Üçüncü ya da dördüncü defada manivela biraz daha kıpırdadı. Hala iki inç kadar dönmesi gerekiyordu. Kaptan, bütün gücünü toplayarak kendini bir kez daha saldı. Manivela korkunç bir gıcırtıyla kilit diline geçti; sürgü çekilmişti.

“Mükemmel, mükemmel,” dedi Fizikçi keyifle.

Mühendis hiçbir şey söylemedi, aklı başka yerdeydi.

Sıra iç kapağın açılmasına gelmişti; bu, daha da zor bir işti. Mühendis bölme kapısının kolunu denedi, ama hiç umut yoktu; borular çeşitli yerlerinden yarılmış ve bütün sıvı dışarı akmıştı. Doktor’un fenerinin aydınlığında, çark, üzerlerinde bir ışık halkası gibi parıldadı. Jimnastik yetenekleri için fazla yüksekteydi: üç buçuk metreden fazla. Kırık eşyaları, minderleri, kitapları biraraya getirdiler. Kütüphane, kalın gökyüzü atlaslarına kadar, sarsıntıdan tamamıyla sağlam çıkmıştı. Mühendis’in komutasında, birkaç yanlış girişimden sonra, adamlar bunlardan tuğla gibi yararlanarak bir piramit inşa ettiler. Altı ayak yüksekliğindeki bu yığını oluşturmaları yaklaşık bir saatlerini aldı.

“Bedensel işlerden nefret ederim,” diye soludu Doktor. Havalandırma birimindeki bir boşluğa sıkıştırdıkları fener, kütüphaneye gidip kolları kitaplarla dolu dönerlerken yollarını aydınlatıyordu. “Daha önce, sınırlı olanaklarla böyle icatların ortaya çıkarılabileceğine inanmazdım. Hele yıldız yolculuklarında…” Şimdi tek konuşan oydu. En sonunda Kaptan, arkadaşlarının yardımıyla, piramite dikkatle tırmandı ve çarka parmaklarıyla dokundu.

“Henüz yeterli değil,” dedi. “İki inç kısa. Eğer zıplarsam hepsi devrilecek”

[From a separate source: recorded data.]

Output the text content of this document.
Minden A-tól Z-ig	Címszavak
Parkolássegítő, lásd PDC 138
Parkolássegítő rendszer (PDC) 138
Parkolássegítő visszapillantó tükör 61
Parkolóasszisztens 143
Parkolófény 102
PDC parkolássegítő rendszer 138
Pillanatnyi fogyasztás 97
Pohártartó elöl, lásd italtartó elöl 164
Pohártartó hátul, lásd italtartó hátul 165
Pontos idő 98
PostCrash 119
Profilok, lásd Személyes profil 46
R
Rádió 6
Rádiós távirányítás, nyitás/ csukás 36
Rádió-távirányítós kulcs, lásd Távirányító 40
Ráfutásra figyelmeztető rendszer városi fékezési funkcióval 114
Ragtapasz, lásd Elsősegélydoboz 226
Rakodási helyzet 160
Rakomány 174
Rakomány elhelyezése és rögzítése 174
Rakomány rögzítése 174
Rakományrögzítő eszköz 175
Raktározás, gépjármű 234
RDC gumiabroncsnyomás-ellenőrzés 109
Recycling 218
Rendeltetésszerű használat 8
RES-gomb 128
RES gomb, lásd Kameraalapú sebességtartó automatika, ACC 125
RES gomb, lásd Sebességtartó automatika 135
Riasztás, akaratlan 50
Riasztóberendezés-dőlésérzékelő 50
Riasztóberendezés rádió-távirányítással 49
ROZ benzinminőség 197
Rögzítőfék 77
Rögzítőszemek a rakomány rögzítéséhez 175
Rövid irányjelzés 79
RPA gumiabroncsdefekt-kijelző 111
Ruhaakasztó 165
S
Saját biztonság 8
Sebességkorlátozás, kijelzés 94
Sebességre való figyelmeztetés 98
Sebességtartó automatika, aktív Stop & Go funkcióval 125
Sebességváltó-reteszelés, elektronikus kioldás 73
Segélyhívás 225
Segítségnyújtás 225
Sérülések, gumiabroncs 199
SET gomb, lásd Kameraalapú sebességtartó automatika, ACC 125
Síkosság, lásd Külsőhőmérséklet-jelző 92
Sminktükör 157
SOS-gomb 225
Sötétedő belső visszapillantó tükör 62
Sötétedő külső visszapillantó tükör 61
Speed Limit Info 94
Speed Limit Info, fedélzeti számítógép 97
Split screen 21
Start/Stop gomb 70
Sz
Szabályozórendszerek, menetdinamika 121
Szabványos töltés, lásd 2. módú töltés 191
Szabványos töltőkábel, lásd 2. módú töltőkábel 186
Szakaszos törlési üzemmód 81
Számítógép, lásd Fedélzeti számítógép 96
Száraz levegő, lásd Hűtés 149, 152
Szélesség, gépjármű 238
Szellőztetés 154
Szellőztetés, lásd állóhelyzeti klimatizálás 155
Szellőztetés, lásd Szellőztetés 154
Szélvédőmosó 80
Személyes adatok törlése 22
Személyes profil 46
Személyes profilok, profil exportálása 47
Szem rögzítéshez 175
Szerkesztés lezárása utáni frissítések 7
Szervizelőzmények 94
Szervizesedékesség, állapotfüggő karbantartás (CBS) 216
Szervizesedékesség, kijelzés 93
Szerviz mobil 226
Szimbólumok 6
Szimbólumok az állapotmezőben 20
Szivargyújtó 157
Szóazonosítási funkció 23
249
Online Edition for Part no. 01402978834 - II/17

“Bende şans eseri Tachyon Teorisi var,” dedi Doktor, elinde bir kütleyi kaldırarak “Bu, işimizi görür.”

Kaptan çarka sıkıca tutundu. El feneri kıpırdayınca, gölgesi, şimdi tavan olan beyaz plastik kaplamanın öbür tarafına atladı. Kitapların birkaçı aniden yer değiştirince Fizikçi, “Dikkat et,” diye bağırdı.

“Elimizde itebilecek bir şey yok,” diye yakındı Kaptan hırıltılı bir sesle. “Kahretsin!” Çark ellerinden kaydı. Bir an dengesini kaybetti ama toparlandı. Diğerleri de artık yukarıya bakmaktan vazgeçip, kollarını birleştirerek, devrilmesini önlemek için dengesiz yükseltiyi bütün yönlerden sardılar. Kaptan çarkın kolunu yeniden tuttu. Bir kazınma sesinin ardından birdenbire kitaplar devrildi. Kaptan havada asılı kaldı ama çark bir tam dönüş yapmıştı.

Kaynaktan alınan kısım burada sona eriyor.